Evo-Info: Publication delayed, supporting materials online

Introduction to Evolutionary Informatics, by Robert J. Marks II, the “Charles Darwin of Intelligent Design”; William A. Dembski, the “Isaac Newton of Information Theory”; and Winston Ewert, the “Charles Ingram of Active Information.” World Scientific, 350 pages. Jan 31 May 1, 2017.
Classification: Engineering mathematics. Engineering analysis. (TA347)
Subjects: Evolutionary computation. Information technology–Mathematics.

I cannot tell you exactly what will be in the forthcoming book by Marks, Dembski, and Ewert. I made it clear in Evo-Info 1 and Evo-Info 2 that I was responding primarily to technical papers on which the book is based. With publication delayed once again, I worry that the authors will revise the manuscript to deflect my criticisms. Thus I’m going to focus for a while on the recent contributions to the “evolutionary informatics” strain of creationism by George D. Montañez, a former advisee of Marks who is presently a doctoral candidate in machine learning at Carnegie Mellon University (advisor: Cosma Shalizi). My advice for George is that if he wants not to taken for a duck, then he had better not walk like a duck and swim like a duck and quack like a duck.
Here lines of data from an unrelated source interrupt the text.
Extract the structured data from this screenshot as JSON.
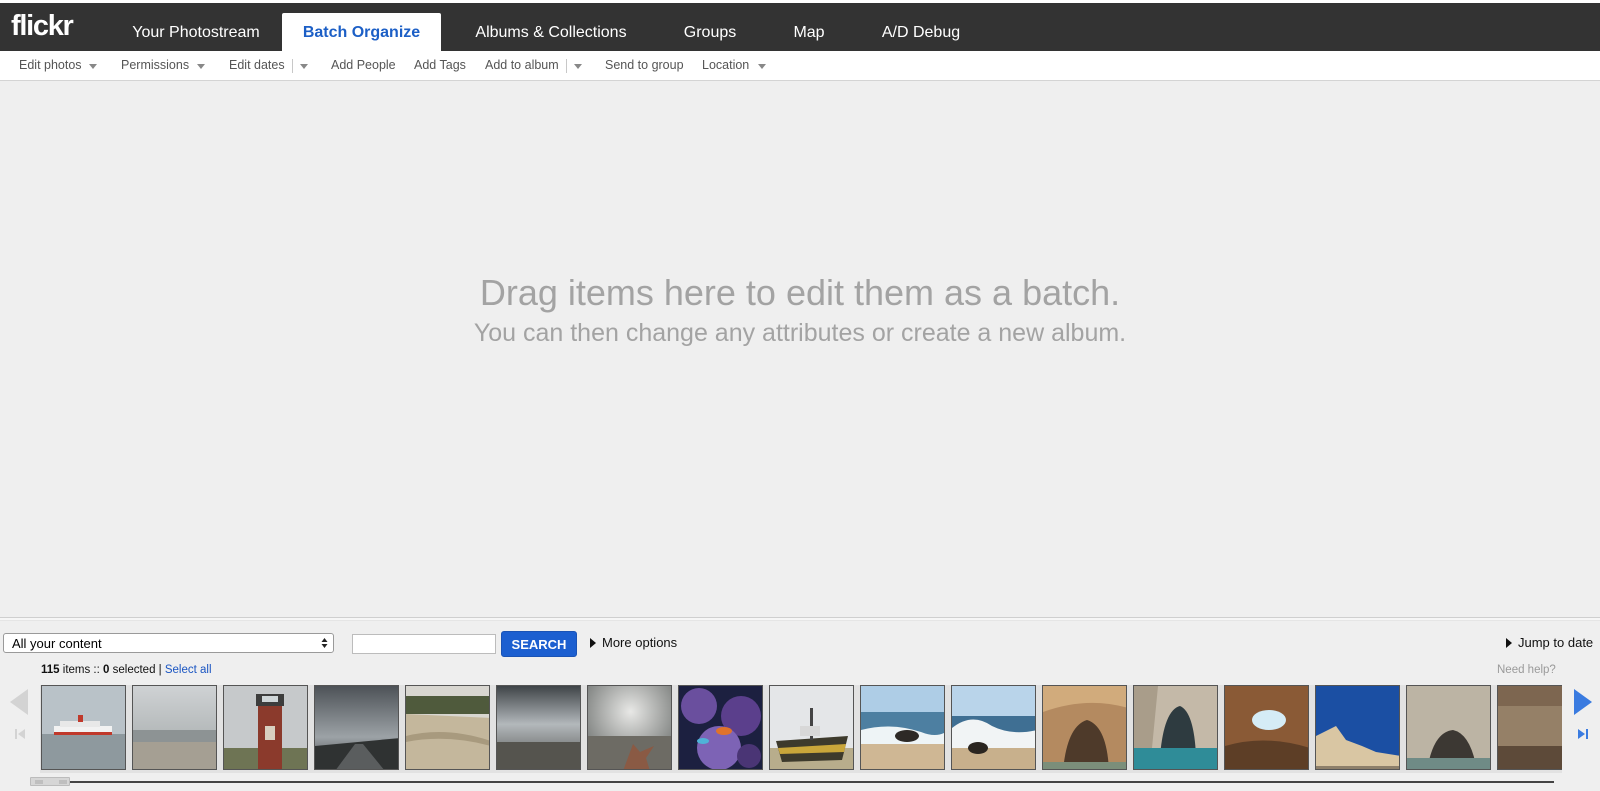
{
  "app": {
    "logo": "flickr"
  },
  "nav": {
    "tabs": [
      {
        "label": "Your Photostream",
        "active": false
      },
      {
        "label": "Batch Organize",
        "active": true
      },
      {
        "label": "Albums & Collections",
        "active": false
      },
      {
        "label": "Groups",
        "active": false
      },
      {
        "label": "Map",
        "active": false
      },
      {
        "label": "A/D Debug",
        "active": false
      }
    ]
  },
  "toolbar": {
    "items": [
      {
        "label": "Edit photos",
        "has_menu": true
      },
      {
        "label": "Permissions",
        "has_menu": true
      },
      {
        "label": "Edit dates",
        "has_menu": true
      },
      {
        "label": "Add People",
        "has_menu": false
      },
      {
        "label": "Add Tags",
        "has_menu": false
      },
      {
        "label": "Add to album",
        "has_menu": true
      },
      {
        "label": "Send to group",
        "has_menu": false
      },
      {
        "label": "Location",
        "has_menu": true
      }
    ]
  },
  "dropzone": {
    "title": "Drag items here to edit them as a batch.",
    "subtitle": "You can then change any attributes or create a new album."
  },
  "filter": {
    "content_selected": "All your content",
    "search_value": "",
    "search_label": "SEARCH",
    "more_options": "More options",
    "jump_to_date": "Jump to date"
  },
  "status": {
    "item_count": "115",
    "items_label": "items ::",
    "selected_count": "0",
    "selected_label": "selected |",
    "select_all": "Select all",
    "need_help": "Need help?"
  },
  "filmstrip": {
    "photos": [
      {
        "subject": "ferry on grey sea"
      },
      {
        "subject": "overcast coastline"
      },
      {
        "subject": "red lighthouse"
      },
      {
        "subject": "dark clouds over path"
      },
      {
        "subject": "sand dunes"
      },
      {
        "subject": "cloudy sky over shore"
      },
      {
        "subject": "starfish on sand"
      },
      {
        "subject": "aquarium coral"
      },
      {
        "subject": "ship on beach"
      },
      {
        "subject": "waves on rocks"
      },
      {
        "subject": "surf on shore"
      },
      {
        "subject": "rock arch"
      },
      {
        "subject": "sea cave with water"
      },
      {
        "subject": "cave opening to sky"
      },
      {
        "subject": "cliffs under blue sky"
      },
      {
        "subject": "sea cave"
      },
      {
        "subject": "rock wall"
      }
    ]
  },
  "colors": {
    "nav_background": "#333333",
    "active_tab_text": "#1c5fc6",
    "search_button": "#1c5fd0",
    "link": "#1a55c2"
  }
}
Interestingly, young-earth creationist Jonathan Bartlett did an Amazon “customer review” of Introduction to Evolutionary Informatics in late January, after World Scientific had changed its online announcement to indicate that the book would be published in May. When I let the folks at Amazon headquarters know that they were misrepresenting the book as available for purchase, they went above and beyond the call of duty to correct the mistake. I’m interested in hearing from Jonathan whether he removed his “customer review” voluntarily. Of course, I’d like to know also what led him to post it in the first place.

I’ll hazard to suggest that the book will be much like the supporting materials, which were revised extensively in January. The presentations on the Weasel, ev, and Avida models of evolution are self-contained. And they cast doubt on the advertising claim:

Built on the foundation of a series of peer-reviewed papers published by the authors, the book is written at a level easily understandable to readers with knowledge of rudimentary high school math.

Click on the “Mathematics” tab here, and you will see that the math — the easy stuff, as it happens — is something that almost everyone will skip. It’s there to impress, not to enlighten, the general reader. As I’ve said before, I would love to address the math, and not the rhetoric that the authors attach to it. Things would be much easier for me if the authors turned out to have magical teaching powers. But we have evidence now, and the evidence says no magic.

201 thoughts on “Evo-Info: Publication delayed, supporting materials online

  1. Mung,

    So, keiths, just how is it that you fixed my program for me. Do tell. I missed something, somewhere.

    Here you go:

    keiths March 6, 2017 at 4:20 pm

    dazz:

    So I let the script run overnight… 9 hours and just shy of 3% computed permutations, the process had already hogged 140GB of virtual memory…

    I initially found it puzzling that eval() was leaking so badly. This is not some obscure method, after all, so it seemed surprising that the leak hadn’t already been detected and fixed by someone out there.

    But then it occurred to me that the problem might be due to ill-formed strings. Mung’s program passes every permutation to eval(), legal or not, and handles the bad ones by doing a “rescue SyntaxError”. Most users of eval() won’t pass lots of illegal strings to it, if any, so it seemed plausible that a memory leak in eval’s error handling code might have gone undetected.

    To test that hypothesis, I ported the is_legal() check from my Python script and changed Mung’s program to call eval() only for legal permutations.

    That seems to work. I no longer see the leak.